Organized by National Geographic and Arts and Exhibitions International in cooperation with the Egyptian Supreme Council of Antiquities and the European Institute for Underwater Archaeology (IEASM), Cleopatra: The Search for the Last Queen of Egypt puts on display for the first time in the United States jewelry, coins, religious items, even colossal statues raised from the the Bay of Aboukir, off the coast of Alexandria.
There’s even an original papyrus document with an inscription that archaeologists think was written in Cleopatra’s own hand. The document grants a tax break from sales of imported wine to Roman businessman Publius Canidius, a friend of Mark Antony. It’s inscribed “make it happen” in Greek, and that’s the bit that is thought to have been printed by Cleopatra herself. Very Jean Luc Picard.
After Egypt succumbed to Roman forces and Cleopatra famously took her own life following the suicide of her lover Mark Antony, the Romans attempted to wipe her legacy from the pages of history. Cleopatra thus has remained one of history’s greatest enigmas, and her final resting place is one of Egypt’s unsolved mysteries. The artifacts in this exhibition are woven into the story of her rule and life in ancient Egypt during her dynasty (Ptolemaic period). The story of her life and time unfolds in a dramatic setting with high-definition multimedia, original soundscapes and a mobile-based social media experience. Additionally each guest receives an audio tour with admission that provides a rich background to the featured artifacts. […]

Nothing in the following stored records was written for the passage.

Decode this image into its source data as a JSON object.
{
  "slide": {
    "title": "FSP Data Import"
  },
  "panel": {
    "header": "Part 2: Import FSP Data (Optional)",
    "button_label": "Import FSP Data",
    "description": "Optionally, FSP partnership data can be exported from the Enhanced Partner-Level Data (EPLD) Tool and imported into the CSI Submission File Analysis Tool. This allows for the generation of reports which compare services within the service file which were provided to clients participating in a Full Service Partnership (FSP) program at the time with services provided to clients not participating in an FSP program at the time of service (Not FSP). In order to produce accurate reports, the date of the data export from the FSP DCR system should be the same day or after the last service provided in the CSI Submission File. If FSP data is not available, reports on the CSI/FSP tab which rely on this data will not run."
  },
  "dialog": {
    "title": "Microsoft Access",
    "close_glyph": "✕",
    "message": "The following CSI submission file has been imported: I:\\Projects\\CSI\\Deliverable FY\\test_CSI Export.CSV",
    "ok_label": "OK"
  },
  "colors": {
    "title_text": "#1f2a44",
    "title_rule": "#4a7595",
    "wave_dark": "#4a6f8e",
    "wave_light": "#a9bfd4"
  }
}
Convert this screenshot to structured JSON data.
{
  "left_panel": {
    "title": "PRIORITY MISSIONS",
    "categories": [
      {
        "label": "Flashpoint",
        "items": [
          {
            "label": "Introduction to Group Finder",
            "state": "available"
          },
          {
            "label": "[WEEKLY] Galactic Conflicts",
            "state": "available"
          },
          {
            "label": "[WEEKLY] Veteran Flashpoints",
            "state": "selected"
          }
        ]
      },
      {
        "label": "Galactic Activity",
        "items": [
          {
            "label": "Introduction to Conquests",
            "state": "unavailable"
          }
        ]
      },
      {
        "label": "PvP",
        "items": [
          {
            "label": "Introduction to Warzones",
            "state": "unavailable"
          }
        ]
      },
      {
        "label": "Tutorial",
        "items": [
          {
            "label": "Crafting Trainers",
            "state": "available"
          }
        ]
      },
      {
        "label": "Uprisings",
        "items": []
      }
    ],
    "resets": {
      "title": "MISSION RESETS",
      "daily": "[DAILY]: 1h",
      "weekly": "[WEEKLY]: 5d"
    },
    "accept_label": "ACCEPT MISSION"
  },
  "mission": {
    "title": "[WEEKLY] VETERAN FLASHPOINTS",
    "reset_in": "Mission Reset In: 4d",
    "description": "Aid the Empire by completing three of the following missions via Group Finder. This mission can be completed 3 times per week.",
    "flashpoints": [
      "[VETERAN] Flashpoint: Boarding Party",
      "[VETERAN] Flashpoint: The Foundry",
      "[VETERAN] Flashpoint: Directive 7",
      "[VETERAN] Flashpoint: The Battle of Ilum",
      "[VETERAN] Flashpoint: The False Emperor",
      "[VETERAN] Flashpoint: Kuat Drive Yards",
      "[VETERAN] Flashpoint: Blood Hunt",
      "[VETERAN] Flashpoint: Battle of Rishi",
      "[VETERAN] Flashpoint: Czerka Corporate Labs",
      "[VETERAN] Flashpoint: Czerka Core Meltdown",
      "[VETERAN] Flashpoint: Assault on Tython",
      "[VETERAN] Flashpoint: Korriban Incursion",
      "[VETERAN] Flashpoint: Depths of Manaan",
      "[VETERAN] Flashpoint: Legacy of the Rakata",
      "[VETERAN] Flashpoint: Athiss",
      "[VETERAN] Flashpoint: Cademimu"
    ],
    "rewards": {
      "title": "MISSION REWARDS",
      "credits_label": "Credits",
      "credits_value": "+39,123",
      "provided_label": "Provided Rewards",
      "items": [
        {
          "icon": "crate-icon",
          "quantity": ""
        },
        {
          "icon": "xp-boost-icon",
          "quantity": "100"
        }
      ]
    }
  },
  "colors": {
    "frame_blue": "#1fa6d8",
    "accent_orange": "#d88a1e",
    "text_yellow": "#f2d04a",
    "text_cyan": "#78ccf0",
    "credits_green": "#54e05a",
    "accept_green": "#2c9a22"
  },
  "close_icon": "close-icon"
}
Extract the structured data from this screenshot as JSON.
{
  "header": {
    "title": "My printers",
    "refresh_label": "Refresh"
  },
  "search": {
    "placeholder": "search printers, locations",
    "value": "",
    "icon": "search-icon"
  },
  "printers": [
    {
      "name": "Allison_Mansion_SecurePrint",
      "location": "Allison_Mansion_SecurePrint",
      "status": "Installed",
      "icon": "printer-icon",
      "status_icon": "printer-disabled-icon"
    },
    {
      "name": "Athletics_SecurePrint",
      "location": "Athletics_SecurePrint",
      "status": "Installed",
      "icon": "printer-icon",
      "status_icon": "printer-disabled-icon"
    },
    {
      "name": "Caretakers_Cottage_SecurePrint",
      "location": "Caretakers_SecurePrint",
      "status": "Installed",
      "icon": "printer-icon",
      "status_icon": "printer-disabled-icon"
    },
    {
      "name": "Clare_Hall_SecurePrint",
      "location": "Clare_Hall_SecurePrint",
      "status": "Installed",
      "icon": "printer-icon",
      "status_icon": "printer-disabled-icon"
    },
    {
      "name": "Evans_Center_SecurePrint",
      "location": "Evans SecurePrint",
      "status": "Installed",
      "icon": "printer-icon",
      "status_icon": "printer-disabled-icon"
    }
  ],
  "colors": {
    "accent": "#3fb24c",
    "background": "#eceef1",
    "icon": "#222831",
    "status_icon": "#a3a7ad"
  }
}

The exhibition also showcases artifacts from [underwater archaeologist and director of IEASM] Franck Goddio’s continuing underwater search off the Mediterranean coast of Egypt, begun in 1992 and sponsored by the Hilti Foundation. Goddio’s remarkable finds bring visitors inside his search for the lost world of Cleopatra, including remnants from the grand palace where she ruled. Visitors also see underwater footage and photos of Goddio’s team retrieving artifacts from the ocean and bringing them to the surface for the first time in centuries.
“The aim of our work is to reveal traces of the past and bring history back to life. We are delighted to present our underwater archaeological achievements and discoveries off the coast of Egypt to the American public,” said Franck Goddio.
The exhibit has two agendas that I can detect, one stated and one not. The stated one is to rehabilitate Cleopatra’s reputation, long since besmirched by the victorious Romans who wrote that particularly piece of history. The unstated one is to promote Zahi Hawass’ search for Cleopatra and Mark Antony’s tomb at the Taposiris Magna site. The press release about the exhibit dedicates a couple of paragraphs to Hawass’ excavation, and National Geographic’s website on the show has a whole page about it, plus links to previous stories.
Keeping that caveat in mind, the exhibit is a powerful, full-immersion voyage into Cleopatra’s world, even taking visitors under water to find her. Cleopatra will remain at the Franklin through January 2, 2011, after which it will travel to 5 other US cities, as yet unannounced.